Ben Fountain, l’autore di questo libro, fa più o meno così:vi prepara la colazione spalmando marmellata su una fetta biscottata da mezzo metro, entra in camera da letto e ve la serve con sadica premura.
Voi, mesmerizzati dal viso bonario di Ben, lo ringraziate e mangiate di gusto.

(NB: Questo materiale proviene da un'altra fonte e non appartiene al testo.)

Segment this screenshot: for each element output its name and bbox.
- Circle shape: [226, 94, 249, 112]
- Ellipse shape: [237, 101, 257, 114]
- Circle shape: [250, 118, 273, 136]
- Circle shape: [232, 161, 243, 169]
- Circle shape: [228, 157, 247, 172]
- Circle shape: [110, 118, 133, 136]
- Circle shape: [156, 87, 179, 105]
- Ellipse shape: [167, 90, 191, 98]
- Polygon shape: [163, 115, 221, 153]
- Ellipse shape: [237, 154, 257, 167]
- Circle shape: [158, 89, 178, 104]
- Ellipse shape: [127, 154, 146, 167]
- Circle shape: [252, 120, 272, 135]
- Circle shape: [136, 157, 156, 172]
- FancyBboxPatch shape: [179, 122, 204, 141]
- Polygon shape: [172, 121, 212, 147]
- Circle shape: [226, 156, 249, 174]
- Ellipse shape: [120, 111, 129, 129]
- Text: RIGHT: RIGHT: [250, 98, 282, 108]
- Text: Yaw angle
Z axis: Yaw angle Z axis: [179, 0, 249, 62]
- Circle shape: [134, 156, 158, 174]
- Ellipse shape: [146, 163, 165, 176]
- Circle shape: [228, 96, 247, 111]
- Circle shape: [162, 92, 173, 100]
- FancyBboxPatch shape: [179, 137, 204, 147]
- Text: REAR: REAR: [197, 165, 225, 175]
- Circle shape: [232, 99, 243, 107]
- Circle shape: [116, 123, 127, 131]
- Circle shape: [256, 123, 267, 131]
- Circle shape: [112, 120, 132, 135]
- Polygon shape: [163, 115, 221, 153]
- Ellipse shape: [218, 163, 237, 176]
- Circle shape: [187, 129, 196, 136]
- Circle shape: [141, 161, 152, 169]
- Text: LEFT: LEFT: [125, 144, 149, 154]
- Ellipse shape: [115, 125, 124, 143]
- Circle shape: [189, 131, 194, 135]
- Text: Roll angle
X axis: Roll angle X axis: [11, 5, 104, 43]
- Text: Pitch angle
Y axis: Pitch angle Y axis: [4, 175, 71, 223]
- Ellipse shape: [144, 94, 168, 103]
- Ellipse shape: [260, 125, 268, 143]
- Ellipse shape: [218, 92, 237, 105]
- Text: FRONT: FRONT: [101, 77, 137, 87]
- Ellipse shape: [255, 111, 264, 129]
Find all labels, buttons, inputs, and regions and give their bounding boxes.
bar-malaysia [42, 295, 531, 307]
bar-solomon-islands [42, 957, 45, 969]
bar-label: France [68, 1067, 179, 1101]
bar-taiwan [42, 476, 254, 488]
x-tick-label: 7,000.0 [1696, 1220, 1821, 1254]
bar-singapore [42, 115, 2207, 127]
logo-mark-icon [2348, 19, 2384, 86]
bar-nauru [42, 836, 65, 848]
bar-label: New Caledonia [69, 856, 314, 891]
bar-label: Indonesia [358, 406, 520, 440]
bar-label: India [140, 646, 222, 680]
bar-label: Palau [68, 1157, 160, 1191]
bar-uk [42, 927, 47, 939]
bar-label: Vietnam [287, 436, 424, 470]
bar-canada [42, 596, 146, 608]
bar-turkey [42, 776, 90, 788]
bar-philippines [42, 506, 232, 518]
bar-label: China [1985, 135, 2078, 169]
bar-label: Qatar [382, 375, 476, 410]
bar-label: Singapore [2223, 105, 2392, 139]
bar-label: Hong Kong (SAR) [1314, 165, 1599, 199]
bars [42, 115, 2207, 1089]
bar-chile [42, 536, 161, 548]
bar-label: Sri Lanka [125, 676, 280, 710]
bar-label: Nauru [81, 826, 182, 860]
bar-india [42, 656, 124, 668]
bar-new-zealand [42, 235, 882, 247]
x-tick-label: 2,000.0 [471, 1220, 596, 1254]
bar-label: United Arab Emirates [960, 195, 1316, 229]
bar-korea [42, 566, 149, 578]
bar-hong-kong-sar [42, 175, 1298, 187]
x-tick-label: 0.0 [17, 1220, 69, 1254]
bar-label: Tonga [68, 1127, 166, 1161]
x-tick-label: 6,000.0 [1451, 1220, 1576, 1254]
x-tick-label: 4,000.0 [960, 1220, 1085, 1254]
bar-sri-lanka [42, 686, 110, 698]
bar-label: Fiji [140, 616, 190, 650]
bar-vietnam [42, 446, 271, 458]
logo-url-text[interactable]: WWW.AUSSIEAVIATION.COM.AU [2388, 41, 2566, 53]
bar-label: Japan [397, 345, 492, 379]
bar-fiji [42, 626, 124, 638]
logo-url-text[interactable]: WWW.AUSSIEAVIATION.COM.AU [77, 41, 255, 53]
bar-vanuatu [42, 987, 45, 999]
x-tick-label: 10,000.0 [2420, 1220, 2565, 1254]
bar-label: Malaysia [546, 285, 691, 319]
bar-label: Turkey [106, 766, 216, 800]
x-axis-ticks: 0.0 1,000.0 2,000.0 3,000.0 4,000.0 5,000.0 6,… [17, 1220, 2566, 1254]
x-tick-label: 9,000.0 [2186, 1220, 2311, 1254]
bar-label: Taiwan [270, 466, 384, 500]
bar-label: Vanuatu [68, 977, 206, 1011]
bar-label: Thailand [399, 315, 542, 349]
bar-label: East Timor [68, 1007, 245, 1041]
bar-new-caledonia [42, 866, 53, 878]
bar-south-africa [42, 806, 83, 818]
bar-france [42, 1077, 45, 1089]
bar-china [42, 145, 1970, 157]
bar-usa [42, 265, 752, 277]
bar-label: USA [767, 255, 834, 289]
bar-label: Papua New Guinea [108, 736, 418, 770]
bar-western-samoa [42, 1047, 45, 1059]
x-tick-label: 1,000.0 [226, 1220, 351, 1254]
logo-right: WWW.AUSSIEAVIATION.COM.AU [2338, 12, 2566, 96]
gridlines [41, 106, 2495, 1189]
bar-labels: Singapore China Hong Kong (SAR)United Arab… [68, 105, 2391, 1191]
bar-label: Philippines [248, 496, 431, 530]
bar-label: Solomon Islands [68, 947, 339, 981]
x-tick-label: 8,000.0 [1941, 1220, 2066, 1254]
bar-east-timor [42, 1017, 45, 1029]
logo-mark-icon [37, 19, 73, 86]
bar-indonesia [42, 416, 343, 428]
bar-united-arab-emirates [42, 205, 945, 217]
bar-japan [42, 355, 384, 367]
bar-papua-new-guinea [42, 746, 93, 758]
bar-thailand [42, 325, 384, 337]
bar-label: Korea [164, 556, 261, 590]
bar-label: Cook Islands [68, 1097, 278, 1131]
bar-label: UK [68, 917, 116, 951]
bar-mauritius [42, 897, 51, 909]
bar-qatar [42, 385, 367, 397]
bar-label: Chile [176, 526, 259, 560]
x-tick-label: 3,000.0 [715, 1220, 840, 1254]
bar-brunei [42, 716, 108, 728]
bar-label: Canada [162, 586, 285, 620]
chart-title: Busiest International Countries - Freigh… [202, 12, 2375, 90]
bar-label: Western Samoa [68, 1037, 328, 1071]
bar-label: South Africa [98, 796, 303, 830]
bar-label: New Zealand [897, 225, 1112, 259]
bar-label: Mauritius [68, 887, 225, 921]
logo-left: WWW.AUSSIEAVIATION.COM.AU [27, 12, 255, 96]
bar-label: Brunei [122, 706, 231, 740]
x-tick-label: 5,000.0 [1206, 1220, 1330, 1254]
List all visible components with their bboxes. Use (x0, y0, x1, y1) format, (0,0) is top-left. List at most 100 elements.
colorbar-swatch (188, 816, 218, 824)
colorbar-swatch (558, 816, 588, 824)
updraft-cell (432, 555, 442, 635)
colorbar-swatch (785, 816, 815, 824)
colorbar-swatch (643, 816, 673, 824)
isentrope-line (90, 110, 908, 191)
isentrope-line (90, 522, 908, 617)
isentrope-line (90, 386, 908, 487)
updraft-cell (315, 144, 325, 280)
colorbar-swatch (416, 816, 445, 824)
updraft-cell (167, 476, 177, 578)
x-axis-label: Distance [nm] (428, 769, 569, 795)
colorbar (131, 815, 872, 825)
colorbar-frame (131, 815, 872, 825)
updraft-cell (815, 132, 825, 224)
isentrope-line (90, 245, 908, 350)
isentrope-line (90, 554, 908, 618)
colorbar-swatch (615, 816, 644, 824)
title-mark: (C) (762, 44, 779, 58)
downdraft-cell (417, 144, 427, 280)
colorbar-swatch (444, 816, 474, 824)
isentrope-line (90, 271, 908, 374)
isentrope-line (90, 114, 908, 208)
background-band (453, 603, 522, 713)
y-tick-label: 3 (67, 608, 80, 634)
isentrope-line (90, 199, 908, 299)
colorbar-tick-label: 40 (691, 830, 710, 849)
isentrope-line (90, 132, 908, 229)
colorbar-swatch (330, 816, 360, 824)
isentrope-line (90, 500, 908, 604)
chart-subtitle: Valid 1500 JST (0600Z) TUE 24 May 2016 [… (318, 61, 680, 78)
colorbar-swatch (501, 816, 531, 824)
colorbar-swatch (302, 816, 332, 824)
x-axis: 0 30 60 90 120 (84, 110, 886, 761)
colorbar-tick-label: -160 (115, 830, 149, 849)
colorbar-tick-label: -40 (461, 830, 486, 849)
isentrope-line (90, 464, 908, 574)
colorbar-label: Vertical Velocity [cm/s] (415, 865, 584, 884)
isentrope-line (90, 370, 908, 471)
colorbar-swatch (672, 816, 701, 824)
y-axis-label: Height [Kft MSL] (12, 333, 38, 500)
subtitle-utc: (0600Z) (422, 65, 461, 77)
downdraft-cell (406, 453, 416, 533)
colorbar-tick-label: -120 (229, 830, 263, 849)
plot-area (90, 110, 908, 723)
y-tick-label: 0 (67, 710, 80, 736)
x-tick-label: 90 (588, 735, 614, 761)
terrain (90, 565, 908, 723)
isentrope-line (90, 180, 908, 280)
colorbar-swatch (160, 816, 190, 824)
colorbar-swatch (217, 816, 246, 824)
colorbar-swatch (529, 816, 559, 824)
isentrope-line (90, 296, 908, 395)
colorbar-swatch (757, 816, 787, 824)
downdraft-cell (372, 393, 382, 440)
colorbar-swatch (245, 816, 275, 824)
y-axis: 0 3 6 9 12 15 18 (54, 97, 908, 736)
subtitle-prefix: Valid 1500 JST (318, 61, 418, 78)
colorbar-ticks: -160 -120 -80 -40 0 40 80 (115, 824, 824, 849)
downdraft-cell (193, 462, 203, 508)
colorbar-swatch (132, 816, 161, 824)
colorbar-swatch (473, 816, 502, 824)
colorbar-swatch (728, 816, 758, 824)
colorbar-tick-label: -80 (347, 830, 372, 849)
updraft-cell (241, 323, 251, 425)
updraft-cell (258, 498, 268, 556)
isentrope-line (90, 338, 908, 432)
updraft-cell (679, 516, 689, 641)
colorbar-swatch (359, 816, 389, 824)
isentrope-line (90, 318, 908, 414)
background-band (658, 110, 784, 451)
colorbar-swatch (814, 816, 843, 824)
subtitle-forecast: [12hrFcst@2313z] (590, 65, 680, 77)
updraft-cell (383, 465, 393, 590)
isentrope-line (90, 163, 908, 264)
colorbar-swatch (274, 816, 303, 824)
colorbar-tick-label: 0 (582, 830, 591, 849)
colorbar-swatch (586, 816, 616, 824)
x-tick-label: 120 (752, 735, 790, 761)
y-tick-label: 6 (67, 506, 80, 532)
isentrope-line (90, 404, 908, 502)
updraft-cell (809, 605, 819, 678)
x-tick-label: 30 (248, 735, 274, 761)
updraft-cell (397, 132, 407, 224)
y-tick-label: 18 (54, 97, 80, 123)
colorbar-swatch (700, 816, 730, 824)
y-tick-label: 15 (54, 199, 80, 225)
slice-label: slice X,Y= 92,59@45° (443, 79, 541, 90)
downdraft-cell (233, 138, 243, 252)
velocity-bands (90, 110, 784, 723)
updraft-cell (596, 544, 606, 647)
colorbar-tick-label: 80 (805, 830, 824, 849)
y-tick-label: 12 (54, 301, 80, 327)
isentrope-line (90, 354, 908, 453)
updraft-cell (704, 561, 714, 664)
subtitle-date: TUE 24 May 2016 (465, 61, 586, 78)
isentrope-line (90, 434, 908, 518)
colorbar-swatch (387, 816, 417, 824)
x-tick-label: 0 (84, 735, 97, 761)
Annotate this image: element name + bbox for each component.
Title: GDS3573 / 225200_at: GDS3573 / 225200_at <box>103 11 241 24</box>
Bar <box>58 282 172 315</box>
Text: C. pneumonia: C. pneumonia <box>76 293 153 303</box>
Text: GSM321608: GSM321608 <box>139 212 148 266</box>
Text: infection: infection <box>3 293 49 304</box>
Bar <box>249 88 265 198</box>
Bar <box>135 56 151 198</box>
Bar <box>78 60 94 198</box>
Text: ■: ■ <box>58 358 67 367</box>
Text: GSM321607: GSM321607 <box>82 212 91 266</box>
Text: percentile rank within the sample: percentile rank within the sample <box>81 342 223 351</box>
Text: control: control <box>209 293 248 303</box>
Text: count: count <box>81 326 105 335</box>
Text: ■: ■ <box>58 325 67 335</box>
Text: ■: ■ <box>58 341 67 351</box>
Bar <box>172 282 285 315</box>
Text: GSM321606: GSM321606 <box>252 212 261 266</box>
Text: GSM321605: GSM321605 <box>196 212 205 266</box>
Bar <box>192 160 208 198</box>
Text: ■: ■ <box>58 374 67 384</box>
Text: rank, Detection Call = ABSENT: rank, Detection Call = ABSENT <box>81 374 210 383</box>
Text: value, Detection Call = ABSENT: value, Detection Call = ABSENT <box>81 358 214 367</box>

Ma già dal primo boccone capite che qualcosa non va. Mentre soffocate su trecentonovantotto pagine di pappa orrenda notate con aria spaventata che sul vassoio non c’è succo d’arancia, non c’è latte, non c’è acqua, non c’è niente da bere per mandare giù quella fetta biscottata più asciutta del deserto del Gobi, c’è solo pappa, e altra pappa. Ben vi guarda dall’alto e sorride mentre voi presi dal panico soffocate sulle onomatopee lunghissime dei suoi personaggi scialbi e monodimensionali. Vi passa tutta la vita davanti. Quando ce la fate, alla fine, a ingoiare, il vecchio Ben si china su di voi e vi copre di pugni sul collo urlando A-ha. A-ha, uuuufff, intanto vi  tortura sputandovi negli occhi con il CAPS LOCK:  TAN-TA-RA-TAAANNN soltanto per servire la sadica volontà di un racconto breve trasformato in romanzo. Quando se ne va il vassoio giace a terra rovesciato e voi siete in posizione fetale tra le lenzuola coperte di rigurgiti. In testa vi rimbomba il titolo È il tuo giorno, Billy Lynn! Dovevate accorgervene dal titolo, la chiave era il titolo, il titolo!
L’America deve essere davvero a corto di satira se ha accolto con entusiasmo Billy Lynn.
Ma non prendetela male, sono sicuro che quando lo leggerete vi piacerà da morire.